You know if you need to see "The Aristocrats". If you don’t use the "C" word, if it ruins your day when you hear it, stay home. If you’re a religious nut who believes four letter words are the work of the devil, stay home. If you need plot, stay home. But if you’ve ever heard a joke that made you laugh so hard you thought you were going to suffocate, or pee your pants, this movie’s for you. If you ever marveled at how they do it, how they construct these jokes, this movie is for you. If you always wanted to be a member of the club, this movie is for you.
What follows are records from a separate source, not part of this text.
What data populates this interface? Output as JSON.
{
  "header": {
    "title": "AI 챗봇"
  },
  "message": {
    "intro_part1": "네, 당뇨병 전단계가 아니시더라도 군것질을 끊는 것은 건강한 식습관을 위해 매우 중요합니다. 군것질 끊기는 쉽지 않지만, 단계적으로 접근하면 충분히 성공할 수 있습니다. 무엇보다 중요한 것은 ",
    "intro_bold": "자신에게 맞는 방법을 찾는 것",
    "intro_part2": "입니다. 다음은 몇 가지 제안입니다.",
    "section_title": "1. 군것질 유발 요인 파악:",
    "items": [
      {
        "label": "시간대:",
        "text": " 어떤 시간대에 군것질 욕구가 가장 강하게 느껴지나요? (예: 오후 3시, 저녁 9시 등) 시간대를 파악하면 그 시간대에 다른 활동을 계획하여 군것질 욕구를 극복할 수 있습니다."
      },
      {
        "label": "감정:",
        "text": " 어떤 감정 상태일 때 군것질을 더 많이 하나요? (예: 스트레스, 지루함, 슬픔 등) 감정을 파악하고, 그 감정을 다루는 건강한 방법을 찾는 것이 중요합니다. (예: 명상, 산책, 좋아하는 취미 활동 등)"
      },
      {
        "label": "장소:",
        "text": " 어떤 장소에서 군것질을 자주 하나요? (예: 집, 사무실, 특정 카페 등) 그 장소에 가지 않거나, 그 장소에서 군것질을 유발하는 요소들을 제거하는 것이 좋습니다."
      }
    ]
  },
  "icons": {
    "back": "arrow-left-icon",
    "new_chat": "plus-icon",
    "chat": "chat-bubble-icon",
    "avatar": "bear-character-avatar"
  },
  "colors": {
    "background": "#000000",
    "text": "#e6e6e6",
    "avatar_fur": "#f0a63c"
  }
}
"The Aristocrats" is going to do for comedy what…NOTHING has done for music. It’s the power of DVD. Fuck the theatrical release, it’s just about the buzz, preaching to the converted. But when this flick hits disc, fourteen year olds, TWELVE YEAR OLDS, all over this great nation of ours are going to not only watch it, but STUDY IT! You know kids, they see the DVD once and they know every line. Still, they continue to watch it over and over and over again. It becomes part of their lives, the way 45s were part of ours. And just like listening to 45s made you want to be in the music business, to get closer to that power, that magic, "The Aristocrats" is going to inspire a whole cadre of young ‘uns to become comedians. To hang out in the deli all afternoon trying to crack each other up rather than work in a stuffy office building slaving for the man. What could be more rock and roll?
It’s a hard movie to explain. Because it’s so simple. And although riveting throughout, not letting your mind drift, like a truly great movie, you don’t laugh hysterically from beginning to end. But, when something does reach you, your body starts to writhe, you howl, it’s like hearing "Satisfaction", you’re completely infected, you can’t break loose, you’re fully alive.
And it’s educational too. I’m not going to give up the secrets I divined, I don’t want you to steal the building blocks of my material. But that’s what it takes. If you don’t know the scales, you can’t play music. If you don’t know what makes a great story, you can’t tell jokes and you can’t write.
The absolute highlight is Kevin Pollak. When he tells the joke in the voice of Christopher Walken you’re mesmerized at the juxtaposition. This little Jewish guy embodying the bizarre New York actor telling this vile story in a halting voice that resembles no other. How did Kevin COME UP WITH THIS? That’s the essence of great art. Creating something so OUT THERE that those exposed can only marvel, wondering WHAT POSSESSED YOU! That’s what we revere. Pure inspiration. Genius.